その後、明治16年東京帝国大学に入学、英文学、理財学、統計学を学びますが、その翌年、アメリカのジョン・ホプキンズ大学へ留学、更にドイツにも留学して農政学などを学びました。また、米国留学中知り合ったフィラデルフィア出身のメリー・エルキンスとの結婚はフレンド派教徒新渡戸の信仰と思想の実践に決定的影響を与えたといわれています。

明治32年にカリフォルニアで静養中に書いた英文「BUSHIDO-THE SOUL OF JAPAN」は日本民族の道義と倫理の根本を実証し、この本ほど、欧米の指導層・知識層に愛読され、版を重ねた書は現在もないといわれ。日本文化の海外への紹介に大いに貢献することになります。

帰国後、北海道の女子校北星学園の運営に関わり、同学園の命名者になった後、明治39年、第一高等学校の校長、大正7年東京女子大初代学長、を歴任。更に昭和3年には女子経済専門学校(現東京文化学園)の初代学長にも就任しました。特に1906年(明治39)東大教授と併任した旧制一高校長時代に特色を発揮し、当時の門下生から若き自由主義者の逸材が輩出しています。更にに女性の教育においても多大の貢献をしています。

「われ大平洋の橋とならん」という言葉は彼の生涯のシンボルとして有名ですが。西洋の文明を日本へ、日本の文化を西洋へとは、彼の悲願でした。思想家としても国際連盟事務次長としても、この悲願を実践しましたが、満州・上海両事変の突発は新渡戸の思想と実践に大きな苦悩を与え、昭和8年10月カナダのバンフで開催された太平洋会議に日本代表の委員長として出席したが、会議終了後病で倒れ、ビクトリアで客死しました。
現在、盛岡市とビクトリア市は新渡戸を縁として姉妹都市となっています。ビクトリア市の太平洋を望む丘には、盛岡の岩手公園にある記念碑と同じものがたてられています。
昔々、現在の十和田市のある「三本木原台地」は、街道の目印として植えられた所々の松があるだけの、水も無い草ぼうぼうの荒野でした。 ここに開拓の鍬を入れたのは、彼の祖父・南部藩士、新渡戸伝(つとう)でした。
曾祖父の維民は仕事上の失敗によってこの地に流されたのですが、その息子の伝は藩の勘定奉行を務めてこの地を開拓、。

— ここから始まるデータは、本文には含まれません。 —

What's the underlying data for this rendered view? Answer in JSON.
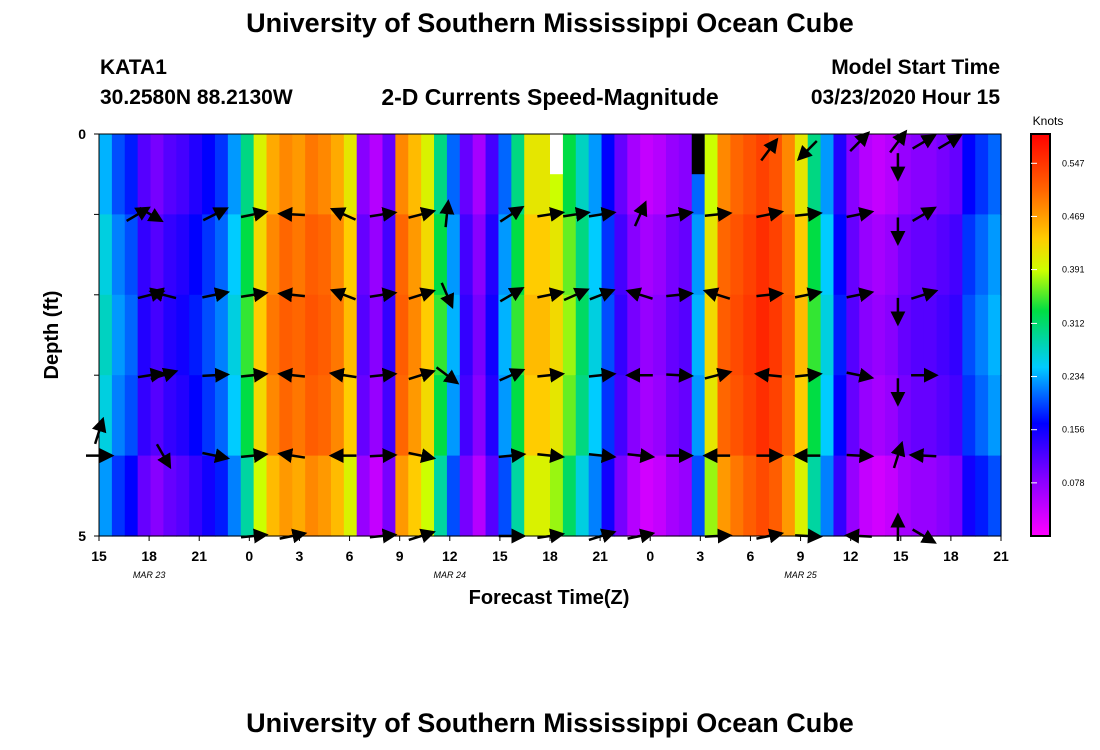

周辺農民の大いなる労役や優れた土木技術の導入などもあり、ついに安政六年、稲生川(いなおいがわ)に通水成功! 続いて開田をすすめ、また、当時としては画期的な都市計画と言える、幅広い道を持った「碁盤の目」の市街地を造成しました。これは、ほとんどこのまま現在の市街地になっています。
これほど大きな活躍をした人がお札になるまで全く一般に知られていなかったというのは、非常に不思議なことなのですが、彼が活動した時代の日本は戦争への道をひた走っており、逆に、このような国際人の存在は当時の軍部にはあまり嬉しくなかったためではないかと思われています。